Aussitôt leur statut change au regard du spectateur qui les perçoit en tant que victimes. Changement d’état, de statut, de regard. Les impacts des coups de feu sont bien entendu les preuves du feu. Mais au-delà, qu’est-ce qui est visé ? La polysémie est voulue, chacun retiendra ou donnera le sens qu’il voudra.
En regardant cet homme et cette femme, contemplons-nous un monde contemporain à la fois ultra violent et vulnérable?
Sommes-nous à diverses proportions victimes d’un système, avons-nous trop joué avec le feu ?
Cette société vit-elle ses derniers instants, inglorieux , dans sa propre violence (auto)destructrice ?
Dans les gestes de créer et de détruire à coup de feu (ou par le feu) qui sont placés dans la continuité l’un de l’autre, l’antagonisme est la preuve d’un feu que l’on ne maîtrise pas tout à fait, malgré des apparences faussement rassurantes et lisses comme ces plaques de métal et le parti pris esthétique dans la manière de peindre . Tout est lisse et rassurant, mais tout est dur comme du fer et peut s’embraser comme un rien. Regardons aujourd'hui vers Athènes, vers Madrid et demain, chez nous ?

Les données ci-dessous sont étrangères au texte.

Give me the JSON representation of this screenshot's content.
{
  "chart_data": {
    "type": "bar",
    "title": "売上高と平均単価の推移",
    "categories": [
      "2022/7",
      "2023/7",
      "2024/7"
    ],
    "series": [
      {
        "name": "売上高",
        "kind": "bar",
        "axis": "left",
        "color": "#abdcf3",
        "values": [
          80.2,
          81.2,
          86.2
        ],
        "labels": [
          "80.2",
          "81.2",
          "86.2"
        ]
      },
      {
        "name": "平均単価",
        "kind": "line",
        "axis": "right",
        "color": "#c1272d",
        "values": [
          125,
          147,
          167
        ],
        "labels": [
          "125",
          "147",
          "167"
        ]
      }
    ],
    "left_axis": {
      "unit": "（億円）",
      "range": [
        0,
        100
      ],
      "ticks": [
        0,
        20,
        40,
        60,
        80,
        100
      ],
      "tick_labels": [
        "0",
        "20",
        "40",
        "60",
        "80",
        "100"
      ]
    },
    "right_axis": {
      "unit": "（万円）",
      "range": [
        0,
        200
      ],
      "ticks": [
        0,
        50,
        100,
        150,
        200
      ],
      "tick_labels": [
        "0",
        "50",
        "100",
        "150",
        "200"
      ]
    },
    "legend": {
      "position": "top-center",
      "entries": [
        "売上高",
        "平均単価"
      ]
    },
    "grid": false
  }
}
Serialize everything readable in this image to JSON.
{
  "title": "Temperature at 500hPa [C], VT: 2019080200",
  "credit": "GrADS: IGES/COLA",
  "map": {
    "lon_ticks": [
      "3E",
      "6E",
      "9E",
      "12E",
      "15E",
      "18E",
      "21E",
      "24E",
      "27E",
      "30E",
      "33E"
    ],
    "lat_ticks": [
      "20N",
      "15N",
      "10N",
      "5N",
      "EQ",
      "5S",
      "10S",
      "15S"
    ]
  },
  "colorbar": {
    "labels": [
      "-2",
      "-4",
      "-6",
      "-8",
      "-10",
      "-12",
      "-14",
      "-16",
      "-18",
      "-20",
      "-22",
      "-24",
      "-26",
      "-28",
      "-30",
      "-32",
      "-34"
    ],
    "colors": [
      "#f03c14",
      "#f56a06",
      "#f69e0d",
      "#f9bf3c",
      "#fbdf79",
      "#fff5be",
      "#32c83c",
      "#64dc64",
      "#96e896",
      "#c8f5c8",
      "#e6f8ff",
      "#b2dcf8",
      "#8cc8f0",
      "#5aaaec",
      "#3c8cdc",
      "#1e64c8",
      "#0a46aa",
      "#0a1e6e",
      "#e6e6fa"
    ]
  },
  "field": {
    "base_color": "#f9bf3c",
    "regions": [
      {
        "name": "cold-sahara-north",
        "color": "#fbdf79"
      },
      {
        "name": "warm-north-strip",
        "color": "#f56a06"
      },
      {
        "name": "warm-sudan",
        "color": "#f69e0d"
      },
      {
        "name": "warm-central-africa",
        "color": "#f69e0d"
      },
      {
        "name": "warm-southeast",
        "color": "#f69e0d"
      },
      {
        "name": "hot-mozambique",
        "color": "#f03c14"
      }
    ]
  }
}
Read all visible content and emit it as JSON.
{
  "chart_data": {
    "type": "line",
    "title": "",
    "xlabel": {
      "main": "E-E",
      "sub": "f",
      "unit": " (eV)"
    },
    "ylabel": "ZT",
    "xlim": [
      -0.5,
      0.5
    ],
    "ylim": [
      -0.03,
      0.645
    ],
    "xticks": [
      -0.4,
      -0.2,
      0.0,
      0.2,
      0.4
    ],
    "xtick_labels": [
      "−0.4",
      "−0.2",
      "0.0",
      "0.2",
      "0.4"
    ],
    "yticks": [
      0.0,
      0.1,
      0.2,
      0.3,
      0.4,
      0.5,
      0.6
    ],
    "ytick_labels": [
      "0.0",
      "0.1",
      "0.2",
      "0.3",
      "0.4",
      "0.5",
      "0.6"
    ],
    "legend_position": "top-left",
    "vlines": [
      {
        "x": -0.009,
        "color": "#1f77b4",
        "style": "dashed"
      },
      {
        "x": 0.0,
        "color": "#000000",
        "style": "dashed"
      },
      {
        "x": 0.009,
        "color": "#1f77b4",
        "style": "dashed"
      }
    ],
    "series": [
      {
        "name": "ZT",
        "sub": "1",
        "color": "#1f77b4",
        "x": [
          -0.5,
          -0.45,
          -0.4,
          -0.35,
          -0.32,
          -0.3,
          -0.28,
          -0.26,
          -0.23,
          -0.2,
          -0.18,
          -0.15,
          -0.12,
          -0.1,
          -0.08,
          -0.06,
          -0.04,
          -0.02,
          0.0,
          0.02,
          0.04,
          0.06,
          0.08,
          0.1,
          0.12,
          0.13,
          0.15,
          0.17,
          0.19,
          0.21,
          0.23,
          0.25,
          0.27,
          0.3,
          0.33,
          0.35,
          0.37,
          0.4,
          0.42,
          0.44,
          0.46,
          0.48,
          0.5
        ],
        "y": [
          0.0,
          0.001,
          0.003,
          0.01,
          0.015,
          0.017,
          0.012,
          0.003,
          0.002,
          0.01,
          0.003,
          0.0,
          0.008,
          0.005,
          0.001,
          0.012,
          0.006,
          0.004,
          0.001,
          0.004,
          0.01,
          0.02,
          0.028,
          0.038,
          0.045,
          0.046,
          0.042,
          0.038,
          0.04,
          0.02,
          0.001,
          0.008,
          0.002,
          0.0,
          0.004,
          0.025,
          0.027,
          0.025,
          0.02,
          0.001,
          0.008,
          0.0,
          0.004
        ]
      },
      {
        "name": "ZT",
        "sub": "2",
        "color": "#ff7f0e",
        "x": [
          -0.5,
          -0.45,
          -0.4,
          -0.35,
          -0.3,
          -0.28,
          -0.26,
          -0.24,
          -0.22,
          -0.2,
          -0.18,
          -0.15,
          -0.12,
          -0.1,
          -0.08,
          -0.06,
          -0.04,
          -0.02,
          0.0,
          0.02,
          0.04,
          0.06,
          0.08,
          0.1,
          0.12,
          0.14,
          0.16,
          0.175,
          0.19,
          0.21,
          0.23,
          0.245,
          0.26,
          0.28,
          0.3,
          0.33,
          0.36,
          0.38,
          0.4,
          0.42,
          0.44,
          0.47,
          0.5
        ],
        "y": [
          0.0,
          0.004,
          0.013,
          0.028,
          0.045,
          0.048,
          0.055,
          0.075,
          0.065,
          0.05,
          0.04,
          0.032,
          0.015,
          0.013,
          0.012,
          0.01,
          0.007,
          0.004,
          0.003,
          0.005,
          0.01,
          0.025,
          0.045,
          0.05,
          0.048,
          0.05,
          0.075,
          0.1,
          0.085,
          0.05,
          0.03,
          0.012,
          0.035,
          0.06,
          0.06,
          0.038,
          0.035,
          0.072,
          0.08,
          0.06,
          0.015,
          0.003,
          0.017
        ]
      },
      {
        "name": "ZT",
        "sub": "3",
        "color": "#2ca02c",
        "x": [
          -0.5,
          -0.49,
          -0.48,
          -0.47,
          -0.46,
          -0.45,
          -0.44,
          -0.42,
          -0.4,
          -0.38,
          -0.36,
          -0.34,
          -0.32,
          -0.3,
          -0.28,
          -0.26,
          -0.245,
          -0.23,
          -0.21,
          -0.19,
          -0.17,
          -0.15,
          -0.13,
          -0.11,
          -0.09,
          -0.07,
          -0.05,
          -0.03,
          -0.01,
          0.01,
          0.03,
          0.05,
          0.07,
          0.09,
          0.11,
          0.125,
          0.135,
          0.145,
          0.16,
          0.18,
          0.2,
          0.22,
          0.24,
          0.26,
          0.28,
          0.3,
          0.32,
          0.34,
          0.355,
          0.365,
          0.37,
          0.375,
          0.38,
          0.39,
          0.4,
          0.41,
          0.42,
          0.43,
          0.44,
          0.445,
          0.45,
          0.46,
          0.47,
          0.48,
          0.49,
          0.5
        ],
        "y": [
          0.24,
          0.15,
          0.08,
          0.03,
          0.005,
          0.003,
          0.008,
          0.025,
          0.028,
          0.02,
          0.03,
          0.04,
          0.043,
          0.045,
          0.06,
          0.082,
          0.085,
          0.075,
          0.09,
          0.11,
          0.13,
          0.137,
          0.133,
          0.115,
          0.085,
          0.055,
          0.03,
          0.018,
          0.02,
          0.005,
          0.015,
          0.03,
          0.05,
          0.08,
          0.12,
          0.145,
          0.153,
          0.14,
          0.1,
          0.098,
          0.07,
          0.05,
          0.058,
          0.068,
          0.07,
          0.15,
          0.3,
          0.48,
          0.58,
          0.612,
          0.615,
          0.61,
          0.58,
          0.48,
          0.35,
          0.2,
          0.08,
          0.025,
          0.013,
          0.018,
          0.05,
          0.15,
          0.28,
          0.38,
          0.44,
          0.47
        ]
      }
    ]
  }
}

L’épreuve du feu (2010- 2011)- Florence Laude
Fil de fer , papier, cartouches. 140 x 180cm
Il s’agit d’une scène de combat où des individus se battent. Chacun est construit à partir d’une cartouche usagée (qui a pris feu) qui constitue son abdomen, son centre de vie et d’énergie. J’avais envisagé le titre de « kamikazes » par allusion aux nombreux attentats meurtriers de ces dernières années, cette folie de tuer et de se tuer pour une cause religieuse... politique … qui apeure nos sociétés occidentales prises pour cibles.
Cette « héroïque boucherie » affiche l’ironie avec laquelle le thème de la guerre est abordé : tout cela est grotesque, les personnages comme des marionnettes. Pourtant le propos est grave.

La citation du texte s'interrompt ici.